Your architect will not hesitate to recommend Curtis Woodwork for your home, because it is correct in every detail, and will save him and you the labor and expense and delay of specially designed items.

“But how,” you ask, “can Curtis Woodwork be beautiful and be well made without increasing the cost?” Briefly, because it has been standardized and is produced in quantities.

Standardization

By standardization, we mean that production has been limited to those designs, sizes and kinds of wood indicated in Curtis literature. These are of sufficient number and variety to cover all needs and all types of houses, but eliminate those sizes and patterns not in demand.
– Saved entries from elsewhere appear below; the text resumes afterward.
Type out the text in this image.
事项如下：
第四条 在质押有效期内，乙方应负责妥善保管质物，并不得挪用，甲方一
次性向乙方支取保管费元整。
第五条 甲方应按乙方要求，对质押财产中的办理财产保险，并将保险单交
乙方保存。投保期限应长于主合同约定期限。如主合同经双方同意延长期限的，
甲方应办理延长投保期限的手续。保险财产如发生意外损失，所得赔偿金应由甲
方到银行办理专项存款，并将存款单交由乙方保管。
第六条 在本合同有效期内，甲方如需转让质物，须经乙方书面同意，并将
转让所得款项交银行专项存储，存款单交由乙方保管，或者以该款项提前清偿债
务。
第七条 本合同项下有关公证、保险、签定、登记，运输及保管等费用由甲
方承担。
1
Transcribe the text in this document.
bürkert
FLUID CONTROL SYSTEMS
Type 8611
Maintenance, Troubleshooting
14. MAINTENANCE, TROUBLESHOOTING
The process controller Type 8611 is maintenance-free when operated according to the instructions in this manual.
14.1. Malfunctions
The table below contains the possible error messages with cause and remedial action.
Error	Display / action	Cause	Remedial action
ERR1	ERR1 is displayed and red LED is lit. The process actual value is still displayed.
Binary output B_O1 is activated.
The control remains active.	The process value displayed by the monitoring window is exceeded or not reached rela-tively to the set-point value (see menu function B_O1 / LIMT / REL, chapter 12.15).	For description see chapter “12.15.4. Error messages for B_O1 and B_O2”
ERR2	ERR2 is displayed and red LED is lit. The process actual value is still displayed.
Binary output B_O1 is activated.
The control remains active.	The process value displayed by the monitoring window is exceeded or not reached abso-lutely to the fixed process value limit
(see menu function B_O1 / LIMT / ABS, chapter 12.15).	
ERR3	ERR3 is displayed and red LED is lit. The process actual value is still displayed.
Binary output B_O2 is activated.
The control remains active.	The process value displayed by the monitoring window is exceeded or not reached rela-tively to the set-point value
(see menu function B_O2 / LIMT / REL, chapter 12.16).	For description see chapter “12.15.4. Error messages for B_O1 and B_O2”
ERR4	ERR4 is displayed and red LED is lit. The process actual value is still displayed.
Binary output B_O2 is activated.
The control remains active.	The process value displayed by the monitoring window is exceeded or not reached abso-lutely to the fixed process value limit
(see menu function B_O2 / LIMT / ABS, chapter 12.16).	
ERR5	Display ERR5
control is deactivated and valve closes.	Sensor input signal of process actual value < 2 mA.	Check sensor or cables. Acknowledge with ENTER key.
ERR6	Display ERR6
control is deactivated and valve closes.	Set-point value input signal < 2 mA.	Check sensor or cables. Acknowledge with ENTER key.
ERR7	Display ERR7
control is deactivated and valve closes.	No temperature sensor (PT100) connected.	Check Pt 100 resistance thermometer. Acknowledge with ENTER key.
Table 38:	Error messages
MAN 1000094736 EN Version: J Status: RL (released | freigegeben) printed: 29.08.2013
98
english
Thus waste is eliminated by not producing and keeping in stock material that is little called for.

The woodwork items pictured in most “millwork” catalogs as stock are seldom actually on hand; they are a collection of suggested designs which have been detailed and which will be made up upon receipt of your order. The items shown in the Curtis catalog, “Architectural Interior and Exterior Woodwork, Standardized,” are made up in quantities, and an effort is made to keep a supply on hand ready for shipment upon receipt of your order.

Quantity Production

These standardized items of Curtis Woodwork are produced in large quantities. It is easily understood that a hundred sideboards, for instance, can be produced at a much lower proportionate cost than a single one. Accurate “details” must be prepared and if these can be used again and again, a large factor in the cost of production is eliminated. In making a sideboard, no less than 19 operations are necessary. For these, intricate machines must be set and adjusted, and material prepared. This can be done in practically the same time for 100 to be run through as for 1, thus distributing the cost.